The Last Word: Why rugby and golf belong in the Olympics

Incredible tales of sportsmanship from days gone by prove that pastimes deserve slot in five-ringed circus

It seems that rugby union is to be reintroduced into the Olympic arena in a scaled-down form. Last contested in all its 15-man glory in 1924, the oval-ball game is in line for a return in 2016, but in its seven-a-side format.

Perhaps golf, which has also been recommended by the International Olympic Committee's executive board ahead of a vote by the full IOC membership in Copenhagen in October, should have pitched itself on the short side too. Olympic pitch and putt, anyone? Olympic crazy golf? Those windmills might have sorted out the real Tigers from the cubs.

Still, there is always the prospect of John Daly presenting him-self as a new-age Olympic role model, sporting a pair of his Smarties-design trousers and with a fag smouldering between his lips as he tees off on a practice round. The technically reigning – though actually long-deceased – Olympic champion of the fairway was something of a colourful character himself.

George Lyon was 46 when he travelled with the Canadian team to the 1904 Games in St Louis, youthful only by the Tom Watson scale. He had not picked up his first golf club until he was 38 and had a style so rugged it was suggested he looked like he was heaving coal rather than swinging an iron. In fact, he had been more accustomed to swinging a bat, as a cricketer of some renown in the land of the Maple Leaf. He was also the Canadian record holder in the pole vault.

No-one expected the man from Richmond, Ontario, to get through a 72-strong field as far as the match-play competition for the gold medal. And no-one gave the fortysomething an earthly of beating his opponent, Chandler Egan, a 23-year-old US amateur champion. The youth and vigour of the American were supposed to win the day.

In the end, Egan could only marvel as his opponent sang and cracked jokes in the rain and sent drives booming into the distance. He was nonplussed when Lyon walked on his hands to receive the $1,500 sterling silver winner's trophy and his Olympic gold medal. The clowning Canadian could have collected another gold four years later, but he declined out of respect for the game.

Lyon made the trip to London for the 1908 Games, only to find himself as the sole entrant. By slotting the tournament into the first week in June, the British Olympic Association stirred up opposition from the Royal & Ancient Golf Club for clashing with established domestic events. All of the British golfers withdrew from the competition and no Americans were prepared to make the trip. Lyon was offered the gold medal by default but he declined to accept it. He died in 1938, aged 79, but now the sport in which he made his most profound mark is poised for an Olympic resurrection. It will be all the more welcome in the quadrennial five- ringed circus if it can bring class acts like George Seymour Lyon to the greatest sporting show on earth. Ditto rugby sevens.

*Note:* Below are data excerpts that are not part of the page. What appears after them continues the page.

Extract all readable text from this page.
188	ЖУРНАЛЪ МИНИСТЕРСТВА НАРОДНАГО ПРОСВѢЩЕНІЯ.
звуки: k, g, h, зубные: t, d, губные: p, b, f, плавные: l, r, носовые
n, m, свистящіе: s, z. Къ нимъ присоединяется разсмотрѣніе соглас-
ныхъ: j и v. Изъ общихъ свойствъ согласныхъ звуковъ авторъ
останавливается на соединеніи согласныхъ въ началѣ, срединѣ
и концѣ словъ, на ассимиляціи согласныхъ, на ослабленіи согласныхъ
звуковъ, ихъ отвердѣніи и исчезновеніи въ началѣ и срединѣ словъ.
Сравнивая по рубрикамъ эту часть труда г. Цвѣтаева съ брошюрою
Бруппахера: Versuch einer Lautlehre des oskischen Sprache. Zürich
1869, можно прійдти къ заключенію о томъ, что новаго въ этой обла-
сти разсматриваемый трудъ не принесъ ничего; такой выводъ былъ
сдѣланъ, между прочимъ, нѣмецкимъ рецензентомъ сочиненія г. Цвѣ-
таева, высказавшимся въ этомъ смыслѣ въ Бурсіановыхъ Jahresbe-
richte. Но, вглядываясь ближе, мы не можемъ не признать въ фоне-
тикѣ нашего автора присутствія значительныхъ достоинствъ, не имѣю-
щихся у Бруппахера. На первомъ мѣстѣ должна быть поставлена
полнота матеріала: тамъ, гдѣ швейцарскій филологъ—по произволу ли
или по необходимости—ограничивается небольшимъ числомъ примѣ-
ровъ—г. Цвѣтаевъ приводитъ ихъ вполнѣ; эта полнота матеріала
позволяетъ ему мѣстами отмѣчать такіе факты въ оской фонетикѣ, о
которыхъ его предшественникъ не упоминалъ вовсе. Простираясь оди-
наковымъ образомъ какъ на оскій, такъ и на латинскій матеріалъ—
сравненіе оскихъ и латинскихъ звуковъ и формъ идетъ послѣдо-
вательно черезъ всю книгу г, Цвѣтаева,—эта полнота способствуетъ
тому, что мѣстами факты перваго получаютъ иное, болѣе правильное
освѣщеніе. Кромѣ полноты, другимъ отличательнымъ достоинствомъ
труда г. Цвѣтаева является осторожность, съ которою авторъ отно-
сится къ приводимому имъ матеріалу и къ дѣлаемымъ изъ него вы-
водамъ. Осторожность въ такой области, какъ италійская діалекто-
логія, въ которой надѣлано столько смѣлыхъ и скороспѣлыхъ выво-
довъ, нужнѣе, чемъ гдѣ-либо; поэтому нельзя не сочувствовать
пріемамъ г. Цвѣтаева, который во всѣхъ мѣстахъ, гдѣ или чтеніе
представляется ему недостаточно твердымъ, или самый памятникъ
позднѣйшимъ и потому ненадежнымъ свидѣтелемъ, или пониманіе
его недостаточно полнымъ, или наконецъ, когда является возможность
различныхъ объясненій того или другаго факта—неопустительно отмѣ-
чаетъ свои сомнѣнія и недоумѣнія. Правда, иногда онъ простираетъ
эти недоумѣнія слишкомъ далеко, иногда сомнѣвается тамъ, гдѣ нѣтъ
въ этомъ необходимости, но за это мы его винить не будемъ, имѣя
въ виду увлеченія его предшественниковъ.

The oval-ball game first appeared in the Olympic arena, in its 15-a-side guise, in those London Games of 1908. The original Wallabies, the first touring Australian national side, became champions almost by default. The world's leading nations having declined to enter the competition, they found themselves playing Cornwall – representing Britain because they had won the English county championship – for the Olympic title.

On a makeshift pitch next to the open-air Olympic swimming pool at Shepherd's Bush, the Australians won 32-3 – under the captaincy of Herbert Moran, who gained considerable fame in later life as an eminent physician and author. It was Moran who objected to the aboriginal war dance the original Wallabies were forced to perform by the Australian rugby authorities, who wanted a rival ritual to the haka popularised by the All Black "Originals" in 1905. The good Dr Moran considered the treatment of Australia's indigenous population such a disgrace that he successfully fought for the abolition from future Wallaby tours of what he called "a wretched caricature of a native corroboree".

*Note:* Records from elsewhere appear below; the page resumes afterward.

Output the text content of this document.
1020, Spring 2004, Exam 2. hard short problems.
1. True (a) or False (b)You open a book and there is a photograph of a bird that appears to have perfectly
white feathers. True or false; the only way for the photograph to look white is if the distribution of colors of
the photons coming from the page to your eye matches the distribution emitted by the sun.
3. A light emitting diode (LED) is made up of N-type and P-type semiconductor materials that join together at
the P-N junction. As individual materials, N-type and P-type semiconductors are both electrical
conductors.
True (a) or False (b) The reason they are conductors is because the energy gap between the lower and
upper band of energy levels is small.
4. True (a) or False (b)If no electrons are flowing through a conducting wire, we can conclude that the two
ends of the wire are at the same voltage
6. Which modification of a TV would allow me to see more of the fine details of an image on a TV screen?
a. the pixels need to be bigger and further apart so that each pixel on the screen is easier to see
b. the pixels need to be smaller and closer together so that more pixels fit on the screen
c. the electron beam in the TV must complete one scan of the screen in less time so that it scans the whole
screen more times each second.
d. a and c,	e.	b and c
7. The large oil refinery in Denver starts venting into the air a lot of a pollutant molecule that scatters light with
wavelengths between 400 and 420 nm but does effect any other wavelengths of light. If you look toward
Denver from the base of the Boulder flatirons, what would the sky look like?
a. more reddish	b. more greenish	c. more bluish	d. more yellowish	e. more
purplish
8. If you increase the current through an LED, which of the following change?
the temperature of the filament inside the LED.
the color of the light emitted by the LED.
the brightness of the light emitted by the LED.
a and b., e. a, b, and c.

He had one other notable success on that historic 1908 trip. Concerned that his players would catch venereal disease during the first few weeks on board the SS Omrah, Moran made them attend daily lectures about the ailment, showing them graphic pictures of gravely afflicted private parts. He warned that any player who contracted the disease would be sent home in disgrace. None were. "I count this as a real achievement for both them and for me," he observed in his autobiography, Viewless Winds.

Dan Carroll was one of those who returned home with a gold medal and a clean bill of health. The flying winger also won a gold as player-coach with the victorious American team in Antwerp in 1920, then guided the US to victory in the 1924 final in Paris. The United States have reigned as Olympic rugby champions ever since – because of the riot provoked by their 17-3 success against the French at Stade Colombes.

An ill-tempered affair ended with the US team being booed, hissed and spat upon by Parisians. Two Americans sitting in the main stand were beaten unconscious as Carroll and his players were escorted from the field under police protection. The playing of "The Star Spangled Banner" was drowned out by jeers at the victory ceremony. The playing of rugby at the Olympics duly sank thereafter, though not without trace, it would seem.